A charming new alphabet book written by 100 city elementary school kids who belong to a literacy organization dedicated to the memory of a 9/11 victim will be unveiled this weekend at the World Financial Center in anticipation of the anniversary of the World Trade Center attacks.
In the colorful work "ABC: My Family and Me," children from Williamsburg, Downtown Brooklyn and Washington Heights created a book that includes 26 stories about themselves and their families, each centered around a different letter.
"The idea was to come up with a word that characterized your family in some way or that painted a picture described a moment in your family’s life," said Lai-Wan Wong, education director for St.
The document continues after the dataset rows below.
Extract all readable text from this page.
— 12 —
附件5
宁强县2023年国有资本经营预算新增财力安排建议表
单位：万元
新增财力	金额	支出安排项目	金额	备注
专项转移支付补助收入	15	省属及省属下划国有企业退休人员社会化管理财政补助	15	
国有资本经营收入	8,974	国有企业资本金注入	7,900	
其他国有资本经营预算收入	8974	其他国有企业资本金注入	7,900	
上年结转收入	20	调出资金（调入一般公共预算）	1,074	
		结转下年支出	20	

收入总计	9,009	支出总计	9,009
Nick's Alliance, one of the programs that worked on the project. "Not all of them are positive values but some of them are poignant and real...it shows the spectrum of human life in families."
The book is the culmination of spring and summer programs funded by the Brooke Jackman Foundation, a literacy organization commemorating World Trade Center terror attacks victim Brooke Jackman.
"Family was the most important thing for Brooke," wrote Erin Jackman, Brooke's sister, in the book's foreword. "This special book is a way for children to share the unique stories about their family life. It symbolizes the spirit of BJF and the spirit that drives it, but most significantly, this is a book written for children, by children."
The Williamsburg children who took part in the project — from P.S. 19, P.S. 132, and P.S. 15 and age 6-11 — collaborated to create a handful of the stories, including "f" for "fancy" and "l" for "loveable," Wong said.
"When I went to put away some clothes in my mother's closet...I found a huge collection of shoes my mom has never worn. Can someone say fancy?" the lighthearted page for the letter f reads, with a drawing of a curly-haired girl and rows of shoes above the story. "I guess being fancy runs in my family."
The story for "loveable," meanwhile, includes a description of a child's routine of hugging his brother each night before bed.
"We communicate, care for each other, and most importantly, encourage each other," the book says.
The Jackman family, who hope to raise money for future programs with the book, said the book's publication is a chance to honor Brooke Jackman's constant literary passion.
"She was always reading — reading as she got off the school bus, when we dragged her along to games for her older brother and sister, during sleepovers with friends," Erin Jackman wrote in the forward. "It is our hope that every child who reads this book will love it the way our Brooke loved her books."
The book will debut at the Brooke Jackman Foundation's Read-a-Thon Saturday, Sep. 8 at 12 p.m. at the Winter Garden of the World Financial Center. All proceeds from the $25 book will go toward the foundation's work.